Los mismos anuncios de las empresas que están explotando
el yacimiento de Carina-Aries, al que se suman Vega
Pleyade y Fénix, que son yacimientos muy importantes,
dicen de que, hoy por hoy, no están desarrollando el
potencial porque están hablando de 20 millones a 30
millones de metros cúbicos/día.
Cuando hicimos esta pregunta sobre la política de
mediano y largo plazo, esperábamos ver algún tipo de
planificación, dada nuestra condición insular, de alguna
planta de industrialización del gas en la provincia de
Tierra del Fuego, para poder aprovechar el potencial
energético.
Hablábamos de una planta de gasificación como la que
tiene Trinidad y Tobago, por ejemplo, para
autoabastecernos y no comprar afuera; o una planta de
GTL, para convertir el gas en petróleo sintético.

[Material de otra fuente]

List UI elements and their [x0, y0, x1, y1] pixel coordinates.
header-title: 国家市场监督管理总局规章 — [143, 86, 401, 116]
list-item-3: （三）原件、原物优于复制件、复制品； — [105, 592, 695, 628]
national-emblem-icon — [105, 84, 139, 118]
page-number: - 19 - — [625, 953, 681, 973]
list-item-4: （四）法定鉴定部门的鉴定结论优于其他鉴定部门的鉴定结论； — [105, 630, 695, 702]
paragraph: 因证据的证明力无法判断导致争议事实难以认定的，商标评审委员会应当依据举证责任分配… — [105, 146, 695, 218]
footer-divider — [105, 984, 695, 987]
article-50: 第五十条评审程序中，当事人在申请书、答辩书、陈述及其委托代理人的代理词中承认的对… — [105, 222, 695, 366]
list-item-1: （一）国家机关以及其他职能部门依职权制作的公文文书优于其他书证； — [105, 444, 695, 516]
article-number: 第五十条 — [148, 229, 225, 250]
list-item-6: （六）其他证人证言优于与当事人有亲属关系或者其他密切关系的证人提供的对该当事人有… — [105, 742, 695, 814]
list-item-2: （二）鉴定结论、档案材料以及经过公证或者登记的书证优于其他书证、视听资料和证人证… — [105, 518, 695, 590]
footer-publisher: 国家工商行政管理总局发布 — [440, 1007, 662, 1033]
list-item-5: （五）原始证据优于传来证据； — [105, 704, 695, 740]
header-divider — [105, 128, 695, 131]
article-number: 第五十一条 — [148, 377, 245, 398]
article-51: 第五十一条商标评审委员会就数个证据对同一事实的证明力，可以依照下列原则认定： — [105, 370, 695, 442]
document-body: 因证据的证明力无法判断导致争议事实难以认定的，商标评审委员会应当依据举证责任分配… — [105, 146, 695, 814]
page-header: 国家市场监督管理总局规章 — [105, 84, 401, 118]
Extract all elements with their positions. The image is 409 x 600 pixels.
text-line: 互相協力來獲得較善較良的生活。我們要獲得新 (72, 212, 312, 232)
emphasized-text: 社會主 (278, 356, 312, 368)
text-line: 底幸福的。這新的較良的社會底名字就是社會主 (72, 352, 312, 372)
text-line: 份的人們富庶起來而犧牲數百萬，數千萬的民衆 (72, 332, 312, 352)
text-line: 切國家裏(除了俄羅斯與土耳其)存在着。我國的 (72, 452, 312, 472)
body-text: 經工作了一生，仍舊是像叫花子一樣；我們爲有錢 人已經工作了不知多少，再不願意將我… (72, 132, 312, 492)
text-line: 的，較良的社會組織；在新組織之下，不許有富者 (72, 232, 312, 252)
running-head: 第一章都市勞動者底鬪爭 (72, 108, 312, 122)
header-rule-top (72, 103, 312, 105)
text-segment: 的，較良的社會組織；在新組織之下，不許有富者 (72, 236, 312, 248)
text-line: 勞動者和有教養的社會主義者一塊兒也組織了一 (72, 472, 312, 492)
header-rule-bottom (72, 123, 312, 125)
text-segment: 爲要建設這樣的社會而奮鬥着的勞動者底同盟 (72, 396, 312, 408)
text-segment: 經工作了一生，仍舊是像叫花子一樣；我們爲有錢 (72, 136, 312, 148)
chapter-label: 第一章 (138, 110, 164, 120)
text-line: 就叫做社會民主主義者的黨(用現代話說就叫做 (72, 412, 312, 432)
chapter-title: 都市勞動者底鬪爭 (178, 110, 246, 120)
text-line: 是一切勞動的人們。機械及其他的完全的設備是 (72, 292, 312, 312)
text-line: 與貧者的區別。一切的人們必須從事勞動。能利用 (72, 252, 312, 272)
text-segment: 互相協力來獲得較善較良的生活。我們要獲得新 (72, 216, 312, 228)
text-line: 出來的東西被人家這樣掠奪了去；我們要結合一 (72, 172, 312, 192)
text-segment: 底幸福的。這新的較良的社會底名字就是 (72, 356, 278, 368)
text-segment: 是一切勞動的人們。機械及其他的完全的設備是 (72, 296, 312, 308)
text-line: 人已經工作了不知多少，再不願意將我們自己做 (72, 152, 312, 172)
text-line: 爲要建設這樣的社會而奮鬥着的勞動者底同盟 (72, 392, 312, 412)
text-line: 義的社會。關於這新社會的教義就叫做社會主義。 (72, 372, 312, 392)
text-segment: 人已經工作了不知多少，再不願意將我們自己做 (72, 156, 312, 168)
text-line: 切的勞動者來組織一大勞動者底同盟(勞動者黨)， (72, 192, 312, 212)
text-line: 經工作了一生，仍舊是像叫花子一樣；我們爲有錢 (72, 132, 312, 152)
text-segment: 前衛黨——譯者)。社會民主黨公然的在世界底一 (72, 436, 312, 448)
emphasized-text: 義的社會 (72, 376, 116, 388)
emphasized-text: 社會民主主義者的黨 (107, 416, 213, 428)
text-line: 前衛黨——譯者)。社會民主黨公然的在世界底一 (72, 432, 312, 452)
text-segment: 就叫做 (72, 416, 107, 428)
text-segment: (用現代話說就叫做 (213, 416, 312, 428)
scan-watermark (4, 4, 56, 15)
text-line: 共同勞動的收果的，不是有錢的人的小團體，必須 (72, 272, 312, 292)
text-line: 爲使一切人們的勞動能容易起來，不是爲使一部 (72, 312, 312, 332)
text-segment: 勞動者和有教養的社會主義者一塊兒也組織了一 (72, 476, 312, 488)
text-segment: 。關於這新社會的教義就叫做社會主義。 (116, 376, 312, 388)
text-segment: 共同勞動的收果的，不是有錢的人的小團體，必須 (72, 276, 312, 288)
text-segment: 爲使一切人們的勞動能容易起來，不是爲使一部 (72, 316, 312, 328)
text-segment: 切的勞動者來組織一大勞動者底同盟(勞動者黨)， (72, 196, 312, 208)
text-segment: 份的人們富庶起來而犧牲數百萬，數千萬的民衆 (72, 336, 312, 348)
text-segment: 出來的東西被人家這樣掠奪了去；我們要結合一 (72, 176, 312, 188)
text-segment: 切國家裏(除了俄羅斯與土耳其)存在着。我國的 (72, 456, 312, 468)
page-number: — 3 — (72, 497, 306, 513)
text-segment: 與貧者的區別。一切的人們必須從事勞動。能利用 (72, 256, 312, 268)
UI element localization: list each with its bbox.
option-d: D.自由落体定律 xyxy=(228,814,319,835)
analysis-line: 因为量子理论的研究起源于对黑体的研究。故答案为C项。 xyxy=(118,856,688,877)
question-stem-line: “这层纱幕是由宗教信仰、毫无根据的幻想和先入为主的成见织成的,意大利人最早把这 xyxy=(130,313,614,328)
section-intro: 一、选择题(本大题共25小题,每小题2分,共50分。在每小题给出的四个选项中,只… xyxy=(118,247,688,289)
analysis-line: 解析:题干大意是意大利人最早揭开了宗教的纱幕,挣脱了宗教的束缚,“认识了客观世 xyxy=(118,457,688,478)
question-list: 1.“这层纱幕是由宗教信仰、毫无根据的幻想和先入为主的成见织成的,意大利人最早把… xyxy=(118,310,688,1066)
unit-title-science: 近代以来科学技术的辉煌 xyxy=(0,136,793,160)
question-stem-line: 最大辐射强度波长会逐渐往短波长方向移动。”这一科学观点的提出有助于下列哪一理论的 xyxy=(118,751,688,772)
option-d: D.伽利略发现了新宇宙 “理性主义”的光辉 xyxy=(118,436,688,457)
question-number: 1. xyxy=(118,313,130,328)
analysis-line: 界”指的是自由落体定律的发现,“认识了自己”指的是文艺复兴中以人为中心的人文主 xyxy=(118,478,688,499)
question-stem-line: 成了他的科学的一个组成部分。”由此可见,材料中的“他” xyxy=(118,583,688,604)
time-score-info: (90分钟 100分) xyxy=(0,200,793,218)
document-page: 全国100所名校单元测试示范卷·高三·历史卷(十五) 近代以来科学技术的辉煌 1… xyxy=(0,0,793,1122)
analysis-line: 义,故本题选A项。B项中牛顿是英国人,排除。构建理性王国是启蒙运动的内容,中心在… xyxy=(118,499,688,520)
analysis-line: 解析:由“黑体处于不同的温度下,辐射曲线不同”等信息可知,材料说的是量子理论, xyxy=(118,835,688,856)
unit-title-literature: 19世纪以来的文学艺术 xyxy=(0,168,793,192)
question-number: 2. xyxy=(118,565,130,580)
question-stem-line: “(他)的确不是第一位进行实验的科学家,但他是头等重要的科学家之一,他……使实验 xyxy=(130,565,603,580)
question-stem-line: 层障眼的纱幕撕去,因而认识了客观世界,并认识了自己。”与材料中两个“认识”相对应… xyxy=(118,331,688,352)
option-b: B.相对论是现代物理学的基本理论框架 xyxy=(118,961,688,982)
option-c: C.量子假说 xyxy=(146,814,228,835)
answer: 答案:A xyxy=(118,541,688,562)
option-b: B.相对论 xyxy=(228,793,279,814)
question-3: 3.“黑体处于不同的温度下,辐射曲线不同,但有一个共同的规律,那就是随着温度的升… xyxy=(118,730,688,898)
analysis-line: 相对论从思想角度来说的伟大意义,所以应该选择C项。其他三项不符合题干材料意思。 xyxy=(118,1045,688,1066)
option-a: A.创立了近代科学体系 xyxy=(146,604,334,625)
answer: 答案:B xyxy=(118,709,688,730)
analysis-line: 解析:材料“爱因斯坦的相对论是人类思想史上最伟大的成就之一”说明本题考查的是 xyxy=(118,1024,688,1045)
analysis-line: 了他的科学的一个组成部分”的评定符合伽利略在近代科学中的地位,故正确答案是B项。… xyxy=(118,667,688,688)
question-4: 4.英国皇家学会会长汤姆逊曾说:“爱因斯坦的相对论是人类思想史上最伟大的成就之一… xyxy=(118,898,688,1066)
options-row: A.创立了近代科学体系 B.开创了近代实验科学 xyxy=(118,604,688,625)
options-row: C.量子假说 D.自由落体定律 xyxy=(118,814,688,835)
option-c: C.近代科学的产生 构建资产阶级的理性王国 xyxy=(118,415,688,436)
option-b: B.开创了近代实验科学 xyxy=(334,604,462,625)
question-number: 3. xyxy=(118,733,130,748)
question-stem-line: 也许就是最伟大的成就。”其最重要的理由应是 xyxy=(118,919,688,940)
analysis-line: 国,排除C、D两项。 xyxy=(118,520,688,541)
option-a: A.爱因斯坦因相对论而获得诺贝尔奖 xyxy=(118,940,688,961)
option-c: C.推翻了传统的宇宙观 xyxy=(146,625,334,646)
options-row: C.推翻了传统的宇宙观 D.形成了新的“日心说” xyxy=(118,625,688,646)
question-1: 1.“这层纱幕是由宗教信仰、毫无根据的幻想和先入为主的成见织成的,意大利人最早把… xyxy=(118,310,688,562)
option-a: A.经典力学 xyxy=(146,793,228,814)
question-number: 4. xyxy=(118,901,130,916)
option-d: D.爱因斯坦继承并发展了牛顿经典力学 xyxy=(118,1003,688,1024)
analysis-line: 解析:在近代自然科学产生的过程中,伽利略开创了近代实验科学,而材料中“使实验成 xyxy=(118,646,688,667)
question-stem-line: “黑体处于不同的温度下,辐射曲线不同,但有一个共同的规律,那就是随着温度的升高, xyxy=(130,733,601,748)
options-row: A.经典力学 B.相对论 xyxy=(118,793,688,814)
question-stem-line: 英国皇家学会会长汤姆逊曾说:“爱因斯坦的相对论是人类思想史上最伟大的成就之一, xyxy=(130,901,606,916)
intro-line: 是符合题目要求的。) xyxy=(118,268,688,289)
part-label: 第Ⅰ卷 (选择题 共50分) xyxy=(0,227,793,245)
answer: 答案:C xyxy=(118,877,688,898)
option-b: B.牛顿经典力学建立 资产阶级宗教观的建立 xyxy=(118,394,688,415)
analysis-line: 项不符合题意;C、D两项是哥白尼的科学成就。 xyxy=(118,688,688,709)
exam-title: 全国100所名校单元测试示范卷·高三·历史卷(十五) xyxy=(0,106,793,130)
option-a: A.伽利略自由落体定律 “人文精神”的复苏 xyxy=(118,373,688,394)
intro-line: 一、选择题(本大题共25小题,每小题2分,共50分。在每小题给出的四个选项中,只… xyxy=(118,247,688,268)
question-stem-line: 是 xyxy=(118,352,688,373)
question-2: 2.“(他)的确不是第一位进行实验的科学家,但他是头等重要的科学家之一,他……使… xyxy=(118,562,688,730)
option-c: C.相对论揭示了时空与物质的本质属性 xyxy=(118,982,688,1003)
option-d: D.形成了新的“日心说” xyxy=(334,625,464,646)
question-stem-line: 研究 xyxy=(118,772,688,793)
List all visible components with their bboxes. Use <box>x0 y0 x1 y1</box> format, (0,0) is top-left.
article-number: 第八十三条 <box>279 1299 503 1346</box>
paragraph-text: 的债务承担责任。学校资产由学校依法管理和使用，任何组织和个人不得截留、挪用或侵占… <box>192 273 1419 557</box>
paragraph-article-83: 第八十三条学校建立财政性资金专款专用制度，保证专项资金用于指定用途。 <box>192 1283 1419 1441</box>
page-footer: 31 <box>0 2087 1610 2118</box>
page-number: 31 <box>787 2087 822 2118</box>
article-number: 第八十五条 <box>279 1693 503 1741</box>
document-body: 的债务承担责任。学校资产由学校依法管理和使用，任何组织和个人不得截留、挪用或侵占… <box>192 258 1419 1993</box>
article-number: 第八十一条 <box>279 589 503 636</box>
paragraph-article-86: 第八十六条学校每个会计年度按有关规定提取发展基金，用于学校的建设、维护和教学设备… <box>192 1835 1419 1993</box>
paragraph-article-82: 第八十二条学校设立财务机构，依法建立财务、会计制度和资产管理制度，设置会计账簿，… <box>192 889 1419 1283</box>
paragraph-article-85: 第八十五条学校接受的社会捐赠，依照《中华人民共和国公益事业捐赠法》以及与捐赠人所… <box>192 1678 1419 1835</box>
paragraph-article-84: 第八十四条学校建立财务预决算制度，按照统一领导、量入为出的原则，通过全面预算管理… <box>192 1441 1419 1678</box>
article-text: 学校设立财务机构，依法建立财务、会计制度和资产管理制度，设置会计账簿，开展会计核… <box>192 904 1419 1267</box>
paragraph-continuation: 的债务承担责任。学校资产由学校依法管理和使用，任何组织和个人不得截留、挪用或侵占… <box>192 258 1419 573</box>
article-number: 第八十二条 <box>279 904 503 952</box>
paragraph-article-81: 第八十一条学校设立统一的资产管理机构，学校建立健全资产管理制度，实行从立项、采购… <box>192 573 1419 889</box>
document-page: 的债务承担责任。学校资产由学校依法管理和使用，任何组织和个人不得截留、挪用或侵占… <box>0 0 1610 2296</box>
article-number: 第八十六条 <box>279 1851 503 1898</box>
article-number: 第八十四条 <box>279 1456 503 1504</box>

Estamos importando gasoil. El senador Martínez planteó
muy claramente el déficit que tiene hoy la Argentina.
Este déficit puede suplirlo Tierra del Fuego, pero no
estamos en el plan de Inversión Federal. La única
respuesta que hemos tenido a la pregunta formulada es
que se está evaluando la posibilidad de ampliar el
gasoducto San Martín, cosa que no aporta o no aportaría
mucho a la problemática energética de Tierra del Fuego,
que tiene un potencial fenomenal.
Otra de las cuestiones que hemos planteado aquí es que
nos parece muy bien que hoy se esté inaugurando el
electroducto de la red interconectada hasta Pico
Truncado, y que se esté licitando el tramo hasta Río
Gallegos. Sin embargo, no nos parece bien que se haya
dejado afuera a Tierra del Fuego y que no estemos en el
Plan Federal II de Inversiones. A estas cuestiones
apuntaban las preguntas que formulamos, con respecto al
tema energético.
El segundo punto que vemos con bastante preocupación es
el vinculado con la coparticipación federal de impuestos
y con la distribución de los recursos en la República
Argentina.
Nosotros sostenemos, y no hemos tenido aclaración alguna
por parte del Poder Ejecutivo, que la ley vigente, que
es de 1988, tiene un piso coparticipable hacia las
provincias que no se está respetando. Cuando preguntamos
en qué se ha avanzado en este contexto, la respuesta de
la Jefatura de Gabinete es que resulta complicado buscar
los consensos. Pero, hoy por hoy, la crisis del campo
evidenció un reclamo generalizado de todas las
provincias en materia de redistribución de la riqueza.
Por otra parte, observamos que ya la reforma
constitucional de 1994, que estableció que dentro de los
dos años se debía sancionar una nueva ley —o sea,
tenemos doce años de mora en esto—, determina que
estamos ante un momento más que propicio para empezar
esta discusión en el Parlamento. Simplemente, estas son
las preguntas que tenemos para la Jefatura de Gabinete.